I've walked down the isle and married the man of my dreams. I spent months preparing for that day and hours on the phone with my mama asking questions, getting advice, and needing reassurance. I knew she was a phone call away any time I needed to double check a time or ask once again if my flower choices were going to be pretty. It was my mother and Nana that I went with to get my hair done before my wedding. And it was my mama who I cried with minutes before I walked down the isle. I avoided my mama's eyes becasue I chose to - I had to or I would have been a complete basket case, but this was a choice, Taryn won't get that choice.

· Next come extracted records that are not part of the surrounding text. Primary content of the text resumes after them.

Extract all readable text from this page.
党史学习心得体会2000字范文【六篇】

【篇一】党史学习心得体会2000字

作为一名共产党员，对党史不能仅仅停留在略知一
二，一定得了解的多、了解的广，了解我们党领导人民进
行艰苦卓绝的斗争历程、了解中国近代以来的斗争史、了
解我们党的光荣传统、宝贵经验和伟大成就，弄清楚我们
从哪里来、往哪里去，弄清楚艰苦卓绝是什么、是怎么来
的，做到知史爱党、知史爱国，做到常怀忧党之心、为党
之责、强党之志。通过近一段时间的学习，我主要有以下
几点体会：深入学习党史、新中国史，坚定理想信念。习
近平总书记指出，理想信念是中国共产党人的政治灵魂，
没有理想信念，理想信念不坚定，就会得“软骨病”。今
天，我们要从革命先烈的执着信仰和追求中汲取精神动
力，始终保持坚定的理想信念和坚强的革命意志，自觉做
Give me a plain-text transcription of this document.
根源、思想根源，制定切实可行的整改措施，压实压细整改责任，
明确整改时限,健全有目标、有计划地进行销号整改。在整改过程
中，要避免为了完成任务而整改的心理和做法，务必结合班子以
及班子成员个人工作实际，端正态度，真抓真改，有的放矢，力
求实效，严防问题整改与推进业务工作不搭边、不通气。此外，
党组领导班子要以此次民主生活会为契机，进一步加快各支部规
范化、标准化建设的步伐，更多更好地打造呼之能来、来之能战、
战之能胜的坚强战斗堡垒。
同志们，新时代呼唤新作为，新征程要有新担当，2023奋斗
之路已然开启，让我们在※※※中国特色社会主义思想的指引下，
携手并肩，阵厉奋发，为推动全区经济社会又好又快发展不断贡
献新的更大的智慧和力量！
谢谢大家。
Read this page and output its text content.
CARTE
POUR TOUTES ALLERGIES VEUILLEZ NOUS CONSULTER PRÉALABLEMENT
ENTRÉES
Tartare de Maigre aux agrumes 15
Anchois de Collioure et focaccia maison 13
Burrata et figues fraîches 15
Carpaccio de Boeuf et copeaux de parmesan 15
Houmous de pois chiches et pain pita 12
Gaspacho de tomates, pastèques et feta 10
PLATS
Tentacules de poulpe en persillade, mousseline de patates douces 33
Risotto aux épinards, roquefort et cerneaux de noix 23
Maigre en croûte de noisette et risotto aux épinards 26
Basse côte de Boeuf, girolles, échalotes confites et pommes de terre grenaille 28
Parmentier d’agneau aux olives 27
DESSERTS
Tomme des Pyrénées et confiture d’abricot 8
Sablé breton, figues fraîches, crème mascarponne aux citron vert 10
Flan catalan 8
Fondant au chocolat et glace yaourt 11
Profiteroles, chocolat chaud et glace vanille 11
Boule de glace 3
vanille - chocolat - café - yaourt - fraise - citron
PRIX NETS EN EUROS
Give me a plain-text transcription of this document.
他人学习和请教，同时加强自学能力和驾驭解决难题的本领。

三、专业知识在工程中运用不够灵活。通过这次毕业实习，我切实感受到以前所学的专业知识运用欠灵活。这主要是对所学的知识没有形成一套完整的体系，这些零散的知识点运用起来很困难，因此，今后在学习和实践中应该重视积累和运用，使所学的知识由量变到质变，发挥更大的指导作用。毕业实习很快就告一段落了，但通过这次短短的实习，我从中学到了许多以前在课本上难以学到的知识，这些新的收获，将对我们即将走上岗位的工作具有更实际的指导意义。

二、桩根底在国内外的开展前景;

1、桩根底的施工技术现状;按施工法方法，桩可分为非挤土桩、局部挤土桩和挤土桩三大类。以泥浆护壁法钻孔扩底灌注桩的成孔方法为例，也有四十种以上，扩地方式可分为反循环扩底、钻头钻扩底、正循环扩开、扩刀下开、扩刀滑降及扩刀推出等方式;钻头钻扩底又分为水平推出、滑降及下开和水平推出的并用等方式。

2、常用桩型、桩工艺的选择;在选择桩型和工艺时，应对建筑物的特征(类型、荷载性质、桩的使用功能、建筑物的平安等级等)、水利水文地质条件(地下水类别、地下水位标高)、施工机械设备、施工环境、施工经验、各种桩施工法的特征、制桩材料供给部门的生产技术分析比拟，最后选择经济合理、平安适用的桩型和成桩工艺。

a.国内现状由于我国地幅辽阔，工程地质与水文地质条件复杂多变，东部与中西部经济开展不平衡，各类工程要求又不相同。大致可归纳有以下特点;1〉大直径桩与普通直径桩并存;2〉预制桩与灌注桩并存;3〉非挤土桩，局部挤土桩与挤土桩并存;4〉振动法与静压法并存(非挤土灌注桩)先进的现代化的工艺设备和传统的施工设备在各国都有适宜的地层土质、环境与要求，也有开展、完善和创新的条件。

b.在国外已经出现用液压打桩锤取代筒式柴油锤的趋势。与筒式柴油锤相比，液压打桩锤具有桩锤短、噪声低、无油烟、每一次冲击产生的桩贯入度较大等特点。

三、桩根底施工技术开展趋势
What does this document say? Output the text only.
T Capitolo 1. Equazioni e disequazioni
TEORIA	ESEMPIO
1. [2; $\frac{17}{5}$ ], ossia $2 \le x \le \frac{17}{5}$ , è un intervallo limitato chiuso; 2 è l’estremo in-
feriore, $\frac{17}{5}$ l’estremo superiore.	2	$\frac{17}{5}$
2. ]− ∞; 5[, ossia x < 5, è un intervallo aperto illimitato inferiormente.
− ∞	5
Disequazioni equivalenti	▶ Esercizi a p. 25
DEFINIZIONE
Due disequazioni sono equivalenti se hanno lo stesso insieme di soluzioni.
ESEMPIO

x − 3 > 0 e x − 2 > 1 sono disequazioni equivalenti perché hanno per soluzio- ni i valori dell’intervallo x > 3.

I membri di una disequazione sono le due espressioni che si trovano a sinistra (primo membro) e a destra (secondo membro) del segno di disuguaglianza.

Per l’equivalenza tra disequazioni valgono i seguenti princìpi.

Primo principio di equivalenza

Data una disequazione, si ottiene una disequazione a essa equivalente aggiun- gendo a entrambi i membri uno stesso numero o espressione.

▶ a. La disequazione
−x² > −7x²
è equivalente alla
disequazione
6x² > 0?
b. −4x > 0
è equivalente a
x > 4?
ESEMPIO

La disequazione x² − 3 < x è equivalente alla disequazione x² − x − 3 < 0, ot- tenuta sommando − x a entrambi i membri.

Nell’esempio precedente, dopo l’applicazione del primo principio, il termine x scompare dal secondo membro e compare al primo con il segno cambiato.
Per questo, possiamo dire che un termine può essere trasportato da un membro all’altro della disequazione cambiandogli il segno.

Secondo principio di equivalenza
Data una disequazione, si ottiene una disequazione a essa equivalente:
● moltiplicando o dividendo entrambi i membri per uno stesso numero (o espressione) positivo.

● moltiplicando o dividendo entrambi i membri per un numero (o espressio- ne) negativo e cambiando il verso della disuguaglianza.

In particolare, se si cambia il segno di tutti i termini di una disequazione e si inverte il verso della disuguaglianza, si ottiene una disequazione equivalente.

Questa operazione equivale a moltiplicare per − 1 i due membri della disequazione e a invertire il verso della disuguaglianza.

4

It was my mom I called when I found out I was pregnant. It was my mom I called after every doctor's apointment to tell her my weight gain, or the measurements of the baby, and any more big news. It was my mom and Jimmy's mom in the obgyn's office the day that we found out we were having a boy. It was my mom I called every time I got scared or worried that something was wrong with the baby! It was my mom who got my Nana in town and kept it all from me in order to surprise me at my baby shower. It was my mom I called when I knew that the day had come for my delivery. It was my mom who held my hand in the hospital bed when I cried because the contractions hurt. It was my mom who took the first pictures of my son and saw him for the first time. It was my mom who came to see me in the hospital with a mask on because we were worried she might be sick but she couldn't stand to stay home. It was my mom who stayed with JD for the first time when Jimmy and I went car shopping. It was my mom that I called every time JD was sick or cutting a tooth and I needed to vent. And now...it's my mom who I call when I'm sad or upset. It's my mom I call when I need someone to calm me down after an argument with my husband. It's my mom I call when JD has run me crazy all day and I need a break. It's my mom I called when Jimmy's dad passed away and I needed to talk. It's my mom that takes my side when needed and makes me see the other side when I can't. It's my mom that makes my son's eyes light up the minute she walks in the door. It's mom that JD cries for when she has to leave. It's my mom on the phone when JD reaches for it and says, "KK"! It's my mom (and only my mom, not even me) that JD will let rock him to sleep. It's my mom that I will call when I find out I'm pregnant again. It's my mom that will do it all over again for another 9 months! It's my mom that will give me advice when Jimmy and I get angry at one another and want to give up. It's my mom who will always be there! It's my mom that I can only hope to be like.

I hope Taryn has a mommy figure that can help her. I hope she has someone she can go to for advice. This is one special girl and I will coninue to think about her today on the one year anniversary and for the many years to come!